Single to Double Axle advantages...
I have not pulled a single axle AS, so cannot make a comparison. But, I can tell you why I picked a double and how it handles on my 23 footer.
On gravel, you probably will not notice a difference between the towing behavior of a double or single axle AS. You probably are not going over 45 mph in most cases. Cross winds would not be a factor, but wash board at that speed would be excessive and 15 mph on a wash board road is plenty. If the trailer is bouncing one way or the other... too fast at the speed you are going.
Crossing a wash out in a road or pulling off the main gravel onto a side pullout is an advantage with a double axle. When one axle is going down, the other is going up. Always keeping an eye on the plumbing "dangling" there to get torn off.
A flat tire, blow out, etc. while moving with a double axle is less of a danger, than losing a tire on a single axle. At least you can pull off the road easier with three tires than one...
A single axle trailer is lighter, so sure, it will be easier to tow. The 23 footer is the first double axle available, but has 14 inch wheels which is a disadvantage. The 25 footer has 15 inch wheels, as do all single axles. You can only have C rated tires on a 14 inch and can get a variety of D rated tires on 15 inch tires.
My double axle tows nicely at any speed and even through cross winds of Wyoming without a stabilizer. With a full fresh water tank or empty, it tows comfortably, even in a severe cross wind on I-80. With a full fresh water tank of 30 gallons and 6 gallons in the hot water tank, it rides even better, but does cut down on your miles per gallon. I will keep a minimum amount of fresh water in the tank and top it off at the destination's last gas stop.
No matter having a single or double axle, keep an eye on screws working their way out and falling onto the interior floor, closet or cabinets. The rougher the road, the more screws you need to "snug" up. I always have an electric screwdriver to snug up loose screws.
Wash board roads are even hard to travel NOT towing. A crawl, slow or faster it is a road to avoid the next time around. Uphill wash board is the toughest to keep momentum. Going down you can sit on low gear and keep from bouncing. In most cases, there are NO sweet spots!
After a hundred miles of less maintained county roads you will find that larger diameter screws are needed to secure some fixtures that are prone to shaking the screws and hardware loose. Even securing panels to others with extra hardware to secure vibrating interior cabinets to one another if something you will eventually find as s good idea.

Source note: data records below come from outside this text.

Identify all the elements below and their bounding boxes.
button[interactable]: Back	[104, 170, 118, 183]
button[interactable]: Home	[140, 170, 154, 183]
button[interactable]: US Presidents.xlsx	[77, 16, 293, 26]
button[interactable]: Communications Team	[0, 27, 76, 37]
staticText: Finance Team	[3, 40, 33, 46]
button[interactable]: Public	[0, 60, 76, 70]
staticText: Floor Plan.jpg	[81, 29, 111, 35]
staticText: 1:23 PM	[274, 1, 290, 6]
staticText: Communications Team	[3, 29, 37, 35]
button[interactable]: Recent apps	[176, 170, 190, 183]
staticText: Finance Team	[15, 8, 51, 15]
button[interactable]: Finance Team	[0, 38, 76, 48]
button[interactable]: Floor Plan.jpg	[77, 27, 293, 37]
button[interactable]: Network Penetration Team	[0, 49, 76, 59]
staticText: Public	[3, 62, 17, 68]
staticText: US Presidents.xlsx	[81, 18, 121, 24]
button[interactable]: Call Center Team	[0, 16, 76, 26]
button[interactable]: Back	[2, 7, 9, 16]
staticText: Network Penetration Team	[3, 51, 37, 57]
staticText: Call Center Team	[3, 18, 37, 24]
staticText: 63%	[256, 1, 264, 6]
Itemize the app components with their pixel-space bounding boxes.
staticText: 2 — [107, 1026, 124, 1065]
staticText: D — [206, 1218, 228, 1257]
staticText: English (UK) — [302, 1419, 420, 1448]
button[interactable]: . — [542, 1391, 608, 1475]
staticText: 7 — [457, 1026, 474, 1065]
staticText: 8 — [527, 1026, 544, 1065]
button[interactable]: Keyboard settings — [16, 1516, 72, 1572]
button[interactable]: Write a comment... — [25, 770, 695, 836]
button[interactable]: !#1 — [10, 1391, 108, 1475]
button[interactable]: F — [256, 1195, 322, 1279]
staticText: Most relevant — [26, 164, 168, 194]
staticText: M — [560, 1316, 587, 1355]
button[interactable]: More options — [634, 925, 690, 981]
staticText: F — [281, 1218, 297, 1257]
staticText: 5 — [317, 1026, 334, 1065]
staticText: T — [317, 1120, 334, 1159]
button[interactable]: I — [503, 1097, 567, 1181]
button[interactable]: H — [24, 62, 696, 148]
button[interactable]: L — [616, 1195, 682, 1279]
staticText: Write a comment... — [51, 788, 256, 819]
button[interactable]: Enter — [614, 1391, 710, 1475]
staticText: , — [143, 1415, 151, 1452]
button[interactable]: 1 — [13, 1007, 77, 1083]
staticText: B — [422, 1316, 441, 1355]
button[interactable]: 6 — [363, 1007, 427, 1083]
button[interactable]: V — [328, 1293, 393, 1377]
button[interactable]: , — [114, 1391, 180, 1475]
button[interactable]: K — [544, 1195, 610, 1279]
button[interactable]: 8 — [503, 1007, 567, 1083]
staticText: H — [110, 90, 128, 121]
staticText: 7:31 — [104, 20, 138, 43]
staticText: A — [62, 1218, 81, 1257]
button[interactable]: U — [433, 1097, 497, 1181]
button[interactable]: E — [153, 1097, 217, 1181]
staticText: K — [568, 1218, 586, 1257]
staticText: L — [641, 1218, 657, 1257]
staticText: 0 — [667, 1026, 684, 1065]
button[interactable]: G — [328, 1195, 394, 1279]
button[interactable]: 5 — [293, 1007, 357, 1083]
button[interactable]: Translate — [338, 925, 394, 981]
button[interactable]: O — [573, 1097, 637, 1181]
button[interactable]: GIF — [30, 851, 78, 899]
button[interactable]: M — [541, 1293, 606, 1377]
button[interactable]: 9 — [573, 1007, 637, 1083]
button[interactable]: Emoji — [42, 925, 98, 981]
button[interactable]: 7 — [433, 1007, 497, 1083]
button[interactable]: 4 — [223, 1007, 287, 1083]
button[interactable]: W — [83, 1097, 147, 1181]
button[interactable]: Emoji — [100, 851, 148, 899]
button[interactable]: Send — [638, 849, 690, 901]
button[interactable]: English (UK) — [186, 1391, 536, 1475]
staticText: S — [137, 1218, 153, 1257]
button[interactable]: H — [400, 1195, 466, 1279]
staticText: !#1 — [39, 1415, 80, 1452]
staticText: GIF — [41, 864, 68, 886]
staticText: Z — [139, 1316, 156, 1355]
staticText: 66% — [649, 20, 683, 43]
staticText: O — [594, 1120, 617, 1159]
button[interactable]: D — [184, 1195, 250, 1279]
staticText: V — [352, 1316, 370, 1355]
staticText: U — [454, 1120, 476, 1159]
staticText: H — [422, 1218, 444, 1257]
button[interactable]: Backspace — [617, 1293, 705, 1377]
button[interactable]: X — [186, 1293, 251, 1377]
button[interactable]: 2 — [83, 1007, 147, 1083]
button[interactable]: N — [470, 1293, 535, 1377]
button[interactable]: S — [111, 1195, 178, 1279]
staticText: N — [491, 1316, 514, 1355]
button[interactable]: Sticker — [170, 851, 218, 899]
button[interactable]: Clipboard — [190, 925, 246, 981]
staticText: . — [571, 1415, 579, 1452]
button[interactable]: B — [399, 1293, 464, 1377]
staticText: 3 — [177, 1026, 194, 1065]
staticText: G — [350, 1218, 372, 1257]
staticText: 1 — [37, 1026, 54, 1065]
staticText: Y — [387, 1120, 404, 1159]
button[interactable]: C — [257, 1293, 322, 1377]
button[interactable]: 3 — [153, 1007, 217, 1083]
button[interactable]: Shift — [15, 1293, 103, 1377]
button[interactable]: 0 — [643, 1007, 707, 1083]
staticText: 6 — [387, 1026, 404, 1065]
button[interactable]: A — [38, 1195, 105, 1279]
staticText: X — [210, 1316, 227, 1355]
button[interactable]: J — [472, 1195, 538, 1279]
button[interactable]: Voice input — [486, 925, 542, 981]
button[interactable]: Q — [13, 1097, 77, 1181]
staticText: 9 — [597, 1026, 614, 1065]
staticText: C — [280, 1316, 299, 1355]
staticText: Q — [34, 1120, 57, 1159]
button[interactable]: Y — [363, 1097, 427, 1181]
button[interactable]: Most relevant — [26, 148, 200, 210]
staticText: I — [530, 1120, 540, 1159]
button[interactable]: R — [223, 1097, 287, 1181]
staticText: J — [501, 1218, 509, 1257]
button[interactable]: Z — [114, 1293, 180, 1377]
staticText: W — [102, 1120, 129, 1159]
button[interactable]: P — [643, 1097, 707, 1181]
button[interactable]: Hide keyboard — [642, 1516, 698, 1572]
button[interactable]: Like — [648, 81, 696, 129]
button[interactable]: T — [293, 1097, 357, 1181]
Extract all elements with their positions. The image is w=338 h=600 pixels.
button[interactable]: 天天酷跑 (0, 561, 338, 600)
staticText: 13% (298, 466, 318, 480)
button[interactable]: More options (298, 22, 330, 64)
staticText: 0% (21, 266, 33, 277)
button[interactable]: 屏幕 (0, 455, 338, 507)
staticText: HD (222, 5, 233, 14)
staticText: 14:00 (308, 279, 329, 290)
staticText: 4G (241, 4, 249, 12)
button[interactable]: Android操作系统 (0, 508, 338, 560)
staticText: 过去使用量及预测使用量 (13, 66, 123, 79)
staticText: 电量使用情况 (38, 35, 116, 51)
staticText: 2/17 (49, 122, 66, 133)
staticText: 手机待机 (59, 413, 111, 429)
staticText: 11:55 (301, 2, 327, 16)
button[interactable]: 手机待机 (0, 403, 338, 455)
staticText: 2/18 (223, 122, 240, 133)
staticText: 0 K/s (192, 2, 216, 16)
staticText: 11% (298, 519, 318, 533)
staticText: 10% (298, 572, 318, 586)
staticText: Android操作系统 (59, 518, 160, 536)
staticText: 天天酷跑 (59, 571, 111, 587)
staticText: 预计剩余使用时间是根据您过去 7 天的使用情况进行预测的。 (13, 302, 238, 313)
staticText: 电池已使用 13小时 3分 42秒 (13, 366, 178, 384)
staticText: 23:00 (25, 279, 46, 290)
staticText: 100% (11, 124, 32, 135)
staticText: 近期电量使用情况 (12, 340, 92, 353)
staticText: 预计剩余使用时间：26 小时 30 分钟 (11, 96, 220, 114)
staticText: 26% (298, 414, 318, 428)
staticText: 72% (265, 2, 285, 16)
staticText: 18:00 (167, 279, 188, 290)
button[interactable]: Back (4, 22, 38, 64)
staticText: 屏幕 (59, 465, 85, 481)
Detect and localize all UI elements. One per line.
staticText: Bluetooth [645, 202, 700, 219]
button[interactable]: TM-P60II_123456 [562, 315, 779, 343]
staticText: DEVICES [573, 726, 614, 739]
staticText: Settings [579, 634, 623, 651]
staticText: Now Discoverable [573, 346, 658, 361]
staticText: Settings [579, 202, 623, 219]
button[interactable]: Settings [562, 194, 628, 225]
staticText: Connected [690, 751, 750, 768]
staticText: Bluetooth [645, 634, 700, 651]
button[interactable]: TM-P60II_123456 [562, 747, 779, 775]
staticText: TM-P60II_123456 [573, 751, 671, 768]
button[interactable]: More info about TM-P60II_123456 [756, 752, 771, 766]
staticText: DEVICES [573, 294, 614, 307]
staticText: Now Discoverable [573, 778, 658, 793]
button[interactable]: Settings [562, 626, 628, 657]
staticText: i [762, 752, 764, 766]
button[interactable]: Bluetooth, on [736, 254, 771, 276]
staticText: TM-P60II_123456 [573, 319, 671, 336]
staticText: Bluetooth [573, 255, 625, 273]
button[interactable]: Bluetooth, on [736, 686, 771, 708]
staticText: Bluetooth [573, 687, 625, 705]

Overall, my 23 foot traveling all kinds of back roads, I can only say I am content with my AS. I might complain about how it is built for highways, it is not difficult to modify the factory hardware into an Off Road War Wagon! The AS is not designed for wash board and back road travel with ruts and uneven exits from the main road. Too low clearance. Most other trailers are built above the axles and AS has the axles built into a lower profile, making it nice to pull on asphalt and concrete highway travel, but you had better have eyes looking ahead for trouble to clear your plumbing, hitch bottom edge and rear bumper ahead to avoid tight clearances of trailer and road...
I would NEVER buy any other kind of AS, other than a multiple axle, IF you plan to do much gravel and hunter's camp pull out camping. If you are only asphalt, concrete and manicured gravel at a RV Park lot... go for anything that gets your attention!